Using phone 'not as rude as puffing in smoke-free zone'

Using phone 'not as rude as puffing in smoke-free zone'
People using their mobile phones onboard a train travelling underground.

SINGAPORE - Blocking a passageway or exit while using a smartphone is considered ruder than littering or being late, a survey of undergraduates has found.

On average, respondents rated the social faux pas as between "somewhat rude" and "extremely rude". It is also seen as worse than talking loudly on a smartphone.

However, it is not as rude as smoking in a smoke-free zone or refusing to give up a reserved seat to someone who needs it.

More than 235 students were questioned on their use of smartphones, tablets and other devices by a team led by Associate Professor Vivien Lim from the National University of Singapore's Business School's Department of Management and Organisation.

The team wanted to better understand mobile device usage patterns.

Prof Lim said many people are glued to their hand-held devices because they are "afraid of missing out on important events and information".

She also noted that constant smartphone use alienates people from family and friends.

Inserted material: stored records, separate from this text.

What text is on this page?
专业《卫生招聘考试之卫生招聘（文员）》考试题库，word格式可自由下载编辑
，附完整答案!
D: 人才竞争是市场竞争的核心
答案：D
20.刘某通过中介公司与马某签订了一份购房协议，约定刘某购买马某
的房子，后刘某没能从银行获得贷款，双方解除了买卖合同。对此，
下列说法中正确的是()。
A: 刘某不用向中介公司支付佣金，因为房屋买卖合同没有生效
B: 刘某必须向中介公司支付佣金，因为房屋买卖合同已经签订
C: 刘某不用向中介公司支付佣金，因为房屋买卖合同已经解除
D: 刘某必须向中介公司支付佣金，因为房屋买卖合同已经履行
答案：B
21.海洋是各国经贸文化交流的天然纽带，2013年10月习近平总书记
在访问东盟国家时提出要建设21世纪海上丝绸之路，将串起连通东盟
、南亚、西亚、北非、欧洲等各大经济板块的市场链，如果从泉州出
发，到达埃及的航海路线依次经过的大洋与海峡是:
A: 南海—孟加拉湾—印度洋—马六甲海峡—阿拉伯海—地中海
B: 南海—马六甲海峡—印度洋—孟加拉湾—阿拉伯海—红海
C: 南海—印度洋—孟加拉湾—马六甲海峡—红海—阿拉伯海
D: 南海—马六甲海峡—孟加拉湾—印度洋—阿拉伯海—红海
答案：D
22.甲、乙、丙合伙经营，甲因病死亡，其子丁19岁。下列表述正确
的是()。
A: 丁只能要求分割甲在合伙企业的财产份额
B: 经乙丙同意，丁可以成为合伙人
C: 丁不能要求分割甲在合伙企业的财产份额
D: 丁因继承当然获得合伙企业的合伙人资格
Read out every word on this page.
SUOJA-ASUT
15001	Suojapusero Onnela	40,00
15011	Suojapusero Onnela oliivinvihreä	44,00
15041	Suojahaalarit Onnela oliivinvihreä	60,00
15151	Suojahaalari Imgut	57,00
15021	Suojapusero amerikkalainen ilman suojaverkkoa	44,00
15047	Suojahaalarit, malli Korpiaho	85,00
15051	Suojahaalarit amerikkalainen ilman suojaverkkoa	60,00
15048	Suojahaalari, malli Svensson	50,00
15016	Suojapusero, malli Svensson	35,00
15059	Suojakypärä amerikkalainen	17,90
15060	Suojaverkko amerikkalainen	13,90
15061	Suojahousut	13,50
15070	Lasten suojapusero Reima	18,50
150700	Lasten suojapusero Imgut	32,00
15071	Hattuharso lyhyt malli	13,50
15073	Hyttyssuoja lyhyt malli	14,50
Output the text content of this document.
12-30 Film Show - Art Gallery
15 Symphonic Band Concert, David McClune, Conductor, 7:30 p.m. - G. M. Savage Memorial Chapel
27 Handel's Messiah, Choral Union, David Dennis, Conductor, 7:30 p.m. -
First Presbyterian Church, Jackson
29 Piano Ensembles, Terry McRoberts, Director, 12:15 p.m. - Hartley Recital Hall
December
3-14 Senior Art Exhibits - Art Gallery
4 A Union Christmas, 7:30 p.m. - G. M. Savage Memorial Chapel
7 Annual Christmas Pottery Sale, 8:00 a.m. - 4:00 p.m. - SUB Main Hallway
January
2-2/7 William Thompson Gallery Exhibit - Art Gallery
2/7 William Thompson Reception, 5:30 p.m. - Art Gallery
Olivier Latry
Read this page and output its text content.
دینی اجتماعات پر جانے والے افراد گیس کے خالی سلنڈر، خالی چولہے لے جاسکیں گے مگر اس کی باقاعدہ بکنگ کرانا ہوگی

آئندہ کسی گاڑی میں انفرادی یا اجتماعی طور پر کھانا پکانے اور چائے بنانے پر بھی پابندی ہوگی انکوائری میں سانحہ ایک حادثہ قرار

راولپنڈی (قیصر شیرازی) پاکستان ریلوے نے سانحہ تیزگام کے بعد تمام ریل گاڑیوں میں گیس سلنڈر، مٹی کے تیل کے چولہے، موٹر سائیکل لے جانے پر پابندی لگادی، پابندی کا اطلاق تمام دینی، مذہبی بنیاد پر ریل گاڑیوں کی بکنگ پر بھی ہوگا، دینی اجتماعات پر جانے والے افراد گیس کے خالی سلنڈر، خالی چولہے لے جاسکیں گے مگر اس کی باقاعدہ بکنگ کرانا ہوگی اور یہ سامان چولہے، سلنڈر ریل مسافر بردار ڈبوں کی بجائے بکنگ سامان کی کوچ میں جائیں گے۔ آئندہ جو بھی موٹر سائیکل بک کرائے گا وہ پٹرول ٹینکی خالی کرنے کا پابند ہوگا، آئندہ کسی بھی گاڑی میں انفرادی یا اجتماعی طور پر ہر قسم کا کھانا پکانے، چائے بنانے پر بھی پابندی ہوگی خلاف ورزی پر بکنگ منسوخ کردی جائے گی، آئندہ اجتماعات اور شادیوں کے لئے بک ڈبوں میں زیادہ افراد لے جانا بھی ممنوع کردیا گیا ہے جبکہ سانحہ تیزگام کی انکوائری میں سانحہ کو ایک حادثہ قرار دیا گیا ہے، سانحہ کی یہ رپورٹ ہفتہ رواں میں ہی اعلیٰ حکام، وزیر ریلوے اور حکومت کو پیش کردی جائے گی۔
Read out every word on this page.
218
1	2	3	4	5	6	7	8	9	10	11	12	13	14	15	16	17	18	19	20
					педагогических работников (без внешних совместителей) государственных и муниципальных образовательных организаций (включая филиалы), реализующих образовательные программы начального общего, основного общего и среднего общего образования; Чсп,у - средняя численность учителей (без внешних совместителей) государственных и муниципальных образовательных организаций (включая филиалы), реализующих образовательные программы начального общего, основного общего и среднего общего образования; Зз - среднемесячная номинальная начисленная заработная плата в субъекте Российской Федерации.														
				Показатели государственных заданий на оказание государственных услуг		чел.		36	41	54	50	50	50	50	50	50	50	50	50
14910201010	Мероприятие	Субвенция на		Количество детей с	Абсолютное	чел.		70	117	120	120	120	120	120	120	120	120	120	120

"We often fiddle with our phones and tablets to avoid being looked upon as uncool, or 'social pariahs' - as if being on Facebook or WhatsApp proves that we are socially connected, or that we are socially competent," Prof Lim said.

"In reality, this behaviour hurts rather than helps. The constant use of ICT (infocomm technology) devices not only affects sleep and well-being, it also alienates users from their family and friends, preventing them from connecting at a deeper level with those around them."

Real life, Prof Lim acknowledged in the study, is somewhat more complex.